Angels surrender, killed in their tracks
Babies, women raped
Leaders on their backs
Religious delusions
Stoned confusions
Prepare your Revolution
Is this the final solution?

The song shimmies and parps in all the right places, there’s anger in the words but not in the delivery.  My real big favourite ‘Big Shot’ is up next, sounding a little like a Cab Calloway / Cotton Club reject around the edges, with an almost pump organ sound, which stacks up nicely next to, the quite brilliant, ‘Ice Age’ which has, I kid you not, an African Township jive feel about its guitars and rhythm.  I really love this melting pot of ideas and details, there’s so much to listen to on this album, loads of little details in the mix, I keep discovering solos and instrumental touches that make me wonder if I was listening properly last time.  That can only be down to the sheer quality of the writing and production here, as always for Auerbach it sounds warm and punchy.

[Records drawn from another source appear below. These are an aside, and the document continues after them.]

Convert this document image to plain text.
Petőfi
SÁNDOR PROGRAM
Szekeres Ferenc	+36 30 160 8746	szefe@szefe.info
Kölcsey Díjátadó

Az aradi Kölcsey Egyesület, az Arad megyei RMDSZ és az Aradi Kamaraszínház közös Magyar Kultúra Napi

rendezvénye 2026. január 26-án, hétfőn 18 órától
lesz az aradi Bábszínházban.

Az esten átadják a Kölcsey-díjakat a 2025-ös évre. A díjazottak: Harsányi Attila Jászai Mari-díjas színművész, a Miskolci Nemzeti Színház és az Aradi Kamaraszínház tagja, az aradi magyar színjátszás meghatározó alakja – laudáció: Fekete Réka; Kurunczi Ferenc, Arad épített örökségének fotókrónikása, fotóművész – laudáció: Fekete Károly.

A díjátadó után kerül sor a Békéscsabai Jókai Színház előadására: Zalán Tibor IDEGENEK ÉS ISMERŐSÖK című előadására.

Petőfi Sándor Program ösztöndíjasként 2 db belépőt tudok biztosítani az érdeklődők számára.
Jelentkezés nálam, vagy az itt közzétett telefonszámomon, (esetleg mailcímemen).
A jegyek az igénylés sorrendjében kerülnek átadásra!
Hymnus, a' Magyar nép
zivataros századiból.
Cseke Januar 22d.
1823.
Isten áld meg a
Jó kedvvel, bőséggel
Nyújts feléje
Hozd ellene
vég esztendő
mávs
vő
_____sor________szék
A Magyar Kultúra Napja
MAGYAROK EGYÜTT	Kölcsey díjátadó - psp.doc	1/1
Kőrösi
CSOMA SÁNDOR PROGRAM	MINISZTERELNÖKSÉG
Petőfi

There’s a diverse bunch of styles and accents on Locked Down, but the one constant is a certain bluesy funky swing beat^, whether the song’s slow, or faster it’s still there.  There is an unseemly amount of lewd hip action throughout the album as a whole, thank God; even on the tracks that mention children, angels and God.  The band sound great, real fluid and slinky and the grand physician himself certainly hasn’t lost any of his touch behind the keyboard, whether driving the rhythm, or adding flavour and spice up top.

Sleeve notes!!!
The sleeve notes^* penned by Gabe Soria pretty much nail the whole affair, penned in Dr John’s own patented New-Awlins psycho-hepcattery jive-talk – think Lord Buckley on low voltage, he vamps on the whole Dr John / Mac Rebennack persona and the tale of how Locked Down came together and came good.  Soria characterises the album as, ‘an invitation to do a dirty grind in a backroom bar at 3AM and a call to go to church the next day’, sounds great to me and if the latter is the price of the former then so be it; this once.  Particularly if today’s hymn is the closing ‘God’s Sure Good’ with its thrust and Al Kooper-esque organ touches it elevates what could be a helping of soppy triteburger in the wrong hands, to a slice of soulful joy pie.  These are definitely the right hands.

The whole Locked Down experience has been, to commit a back catalogue burglarwordization Right Place, Right Time, Right Hands!

581 Down.

PS: a sticker on my LP proudly tells me that this album, which is admittedly GREAT sounding on vinyl, was ‘plated and pressed at Pallas, Diepholz, Germany’.  This is a demonstrably good thing.

*You see what I did there? I’m so clever! You really are totes honoured to read these words that I done squeeze out of my head, y’all.

**mostly my cat and dog, the expressions on the faces of creatures with fewer legs when I bang on about music tend to glaze over immediately before they employ those legs to back away.

^does that even make sense?  Is that a real thing, or have I just nailed a load of unrelated words together? I have no idea, I’ll just plough on regardless for now.  Locked Down did win the 2013 Grammy award for best blues album, so I may be onto something there.

^*SLEEVE NOTES!! Surely I don’t need to tell you again how much I love sleeve notes!!